As fotos revelam o quanto autoestima e dignidade andam juntas e que a reconstrução da própria imagem é necessária para um processo de cura e fortalecimento dessas mulheres. “Tive um sentimento de liberdade, de valorização e isso me deu um grande empoderamento”, relata Berenita dos Santos, do Quilombo Ganga Zumba (AL).
“Enquanto mulheres negras, agricultoras, quilombolas, esposas, mães, avós, lideranças, que têm o dia a dia cheio de tarefas e ocupações, não conseguimos ver realmente quem somos, como somos. [O ensaio] foi um momento muito rico, valioso, porque conseguimos nos ver de outra forma, ver que somos capazes, mesmo que através de imagens”.

E imagem também é poder, também comunica. Como apontado pelo sociólogo e jornalista Muniz Sodré em seus estudos, muitos esteriótipos racistas que foram perpetuados ao longo dos anos são consequência da forma como a mídia representou os corpos negros.
“Quando vemos nossas histórias contadas através de lentes que valorizam nossa essência, conseguimos romper com estereótipos que muitas vezes nos excluem. As imagens falam sobre nossas vivências, clamores por justiça e sorrisos que, apesar das adversidades, continuam a brilhar!”, celebra Kátia Penha, do Quilombo Divino Espírito Santo (ES).

“Através dessas representações, somos convidadas a expressar não apenas nossa beleza externa, mas também nossas histórias internas, as lutas diárias, os amores que nos fortalecem e as dores que nos moldam.
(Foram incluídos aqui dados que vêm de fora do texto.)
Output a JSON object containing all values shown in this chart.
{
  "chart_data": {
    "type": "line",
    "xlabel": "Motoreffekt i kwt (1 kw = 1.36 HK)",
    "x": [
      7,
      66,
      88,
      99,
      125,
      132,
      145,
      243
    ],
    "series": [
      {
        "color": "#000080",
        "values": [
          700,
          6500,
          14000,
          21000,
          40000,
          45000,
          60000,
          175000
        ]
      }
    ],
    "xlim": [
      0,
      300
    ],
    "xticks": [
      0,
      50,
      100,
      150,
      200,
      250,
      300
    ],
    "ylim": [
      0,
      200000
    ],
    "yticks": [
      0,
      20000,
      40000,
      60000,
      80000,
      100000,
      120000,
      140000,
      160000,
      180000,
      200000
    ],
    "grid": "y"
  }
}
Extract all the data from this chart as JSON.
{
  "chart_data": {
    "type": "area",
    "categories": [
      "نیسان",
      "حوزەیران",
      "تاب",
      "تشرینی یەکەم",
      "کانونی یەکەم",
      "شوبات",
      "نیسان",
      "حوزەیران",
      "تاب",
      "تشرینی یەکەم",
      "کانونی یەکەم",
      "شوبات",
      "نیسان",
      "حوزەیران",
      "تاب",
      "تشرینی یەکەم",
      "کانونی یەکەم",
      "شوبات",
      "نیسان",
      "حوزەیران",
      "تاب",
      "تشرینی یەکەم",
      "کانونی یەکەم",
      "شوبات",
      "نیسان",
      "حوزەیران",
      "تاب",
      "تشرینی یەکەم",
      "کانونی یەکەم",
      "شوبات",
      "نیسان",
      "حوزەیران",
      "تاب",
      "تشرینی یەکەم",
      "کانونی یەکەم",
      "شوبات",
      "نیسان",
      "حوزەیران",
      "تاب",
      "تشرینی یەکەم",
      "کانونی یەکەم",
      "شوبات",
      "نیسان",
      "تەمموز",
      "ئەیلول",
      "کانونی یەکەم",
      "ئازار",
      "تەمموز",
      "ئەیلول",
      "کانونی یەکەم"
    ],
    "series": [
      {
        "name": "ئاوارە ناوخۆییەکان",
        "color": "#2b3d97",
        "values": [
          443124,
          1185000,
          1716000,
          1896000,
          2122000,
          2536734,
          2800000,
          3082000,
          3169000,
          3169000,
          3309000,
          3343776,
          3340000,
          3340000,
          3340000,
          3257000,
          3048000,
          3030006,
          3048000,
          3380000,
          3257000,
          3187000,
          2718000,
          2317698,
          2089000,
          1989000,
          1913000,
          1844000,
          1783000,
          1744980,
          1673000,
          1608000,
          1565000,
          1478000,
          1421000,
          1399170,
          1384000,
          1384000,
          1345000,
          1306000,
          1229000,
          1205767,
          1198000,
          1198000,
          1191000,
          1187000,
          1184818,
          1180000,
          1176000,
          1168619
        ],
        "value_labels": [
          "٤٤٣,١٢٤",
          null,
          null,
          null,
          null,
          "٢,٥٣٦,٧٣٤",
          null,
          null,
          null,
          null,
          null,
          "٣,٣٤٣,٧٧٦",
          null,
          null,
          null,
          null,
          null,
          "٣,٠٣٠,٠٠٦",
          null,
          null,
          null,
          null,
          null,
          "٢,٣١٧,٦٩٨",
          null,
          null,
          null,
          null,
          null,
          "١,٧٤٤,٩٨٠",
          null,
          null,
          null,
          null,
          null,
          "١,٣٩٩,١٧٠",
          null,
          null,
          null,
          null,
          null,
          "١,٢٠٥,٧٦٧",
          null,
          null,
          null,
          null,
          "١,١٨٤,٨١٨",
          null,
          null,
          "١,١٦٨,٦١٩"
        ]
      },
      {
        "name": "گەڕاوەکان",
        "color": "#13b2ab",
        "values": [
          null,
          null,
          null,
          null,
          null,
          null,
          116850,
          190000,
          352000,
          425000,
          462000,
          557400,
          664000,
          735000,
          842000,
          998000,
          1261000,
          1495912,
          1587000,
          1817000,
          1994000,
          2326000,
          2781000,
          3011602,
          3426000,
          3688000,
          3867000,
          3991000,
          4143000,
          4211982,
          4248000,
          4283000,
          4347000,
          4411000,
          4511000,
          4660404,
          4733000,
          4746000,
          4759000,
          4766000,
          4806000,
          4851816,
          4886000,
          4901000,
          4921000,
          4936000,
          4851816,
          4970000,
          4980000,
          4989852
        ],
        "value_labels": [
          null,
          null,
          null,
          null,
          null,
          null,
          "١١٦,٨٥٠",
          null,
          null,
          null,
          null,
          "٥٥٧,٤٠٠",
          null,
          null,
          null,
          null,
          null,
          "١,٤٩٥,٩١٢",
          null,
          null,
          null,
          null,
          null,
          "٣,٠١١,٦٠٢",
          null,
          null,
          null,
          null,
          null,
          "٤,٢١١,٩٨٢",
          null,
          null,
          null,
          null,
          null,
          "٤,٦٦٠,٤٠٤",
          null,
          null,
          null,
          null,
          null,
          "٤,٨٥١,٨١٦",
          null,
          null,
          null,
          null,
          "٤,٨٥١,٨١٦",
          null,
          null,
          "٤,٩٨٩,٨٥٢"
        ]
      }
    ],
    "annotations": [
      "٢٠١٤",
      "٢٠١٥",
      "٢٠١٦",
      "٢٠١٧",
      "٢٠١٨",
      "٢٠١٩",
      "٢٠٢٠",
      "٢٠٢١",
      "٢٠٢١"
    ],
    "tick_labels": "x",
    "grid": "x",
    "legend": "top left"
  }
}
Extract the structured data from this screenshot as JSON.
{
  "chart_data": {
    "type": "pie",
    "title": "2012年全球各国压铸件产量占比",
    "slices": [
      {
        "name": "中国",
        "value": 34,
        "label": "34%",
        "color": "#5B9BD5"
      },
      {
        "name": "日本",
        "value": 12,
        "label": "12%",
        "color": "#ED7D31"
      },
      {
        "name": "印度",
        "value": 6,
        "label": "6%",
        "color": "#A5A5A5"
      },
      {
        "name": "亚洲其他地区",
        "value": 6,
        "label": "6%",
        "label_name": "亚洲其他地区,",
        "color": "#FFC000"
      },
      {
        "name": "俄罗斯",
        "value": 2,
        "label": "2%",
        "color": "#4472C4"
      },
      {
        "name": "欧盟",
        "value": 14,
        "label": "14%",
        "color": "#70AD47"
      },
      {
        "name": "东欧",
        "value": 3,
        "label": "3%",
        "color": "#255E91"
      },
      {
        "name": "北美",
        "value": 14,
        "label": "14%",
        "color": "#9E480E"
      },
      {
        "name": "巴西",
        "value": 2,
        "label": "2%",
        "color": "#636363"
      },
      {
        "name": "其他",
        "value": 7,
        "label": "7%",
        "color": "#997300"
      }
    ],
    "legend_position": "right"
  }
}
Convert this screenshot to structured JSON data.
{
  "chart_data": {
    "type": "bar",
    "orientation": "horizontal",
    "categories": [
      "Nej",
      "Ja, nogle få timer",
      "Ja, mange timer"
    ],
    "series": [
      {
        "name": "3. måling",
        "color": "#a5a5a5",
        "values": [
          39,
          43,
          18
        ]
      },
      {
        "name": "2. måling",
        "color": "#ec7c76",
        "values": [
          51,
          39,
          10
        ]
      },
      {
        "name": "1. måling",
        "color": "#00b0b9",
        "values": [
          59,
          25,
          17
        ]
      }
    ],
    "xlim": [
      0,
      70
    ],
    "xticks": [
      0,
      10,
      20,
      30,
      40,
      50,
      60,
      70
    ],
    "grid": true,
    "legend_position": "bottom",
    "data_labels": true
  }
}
Cada olhar profundo nas fotografias carrega um universo de significados, um testemunho da nossa trajetória e da riqueza de nossas identidades”.
“Pra mim foi muito importante esse momento, porque a gente se vê, e na medida que a gente se vê, a gente passa a se amar, a se valorizar, a conhecer de fato a nossa beleza. A gente consegue deixar nossa marca registrada”, reforça Maria Rosalina, do Quilombo Tapuio (PI).
Beleza quilombola
A força simbólica de uma imagem bem construída não está apenas na estética. Para muitas delas é também sobre coletividade, memória e ancestralidade. “Cada mulher preta é um quilombo”, como escreveu Selma Dealdina, no livro Mulheres Quilombolas: Territórios de Existências Negras Femininas.
Para Fabiana Vencezlau, do Quilombo Conceição das Crioulas, por exemplo, o mais impactante é poder representar sua comunidade.
“Antes da minha imagem, a imagem do quilombo, porque eu só sou o que sou, graças ao quilombo. A gente não conta só a nossa história. Quando a gente vai, a gente não vai sozinho, a gente vai com todas as nossas representatividades, não só as físicas, mas também as representatividades ancestrais, que sempre nos acompanham e que nos guiam aonde quer que a gente vá”.



Quem compartilha do mesmo sentimento é Alessandra Bernardino, do Quilombo Itapocu (SC). “Eu vivi um momento que marcou a minha história. Foi mais que posar para uma câmera fotográfica, foi me reconhecer, me ver representada, enxergar minha beleza e a de tantas outras mulheres que carregam a força e a resistência do nosso povo, principalmente do nosso povo quilombola. Ver as imagens depois foi como olhar no espelho, enxergar não só a mim, mas todas as que vieram antes, principalmente da minha comunidade”, enfatiza.

Em cada depoimento é possível perceber a superação de violências silenciosas, a reconstrução do olhar sobre si mesma e a afirmação coletiva de que beleza quilombola existe, resiste e precisa ser celebrada.
Monique Guerreiro, do Quilombo Caranã Dubá (PA), lembra da força contida em cada detalhe. “Uma foto pode mostrar o quanto somos belas, resilientes e vitoriosas. Um sorriso, um olhar sereno, diz que estamos vivas e que sobrevivemos.”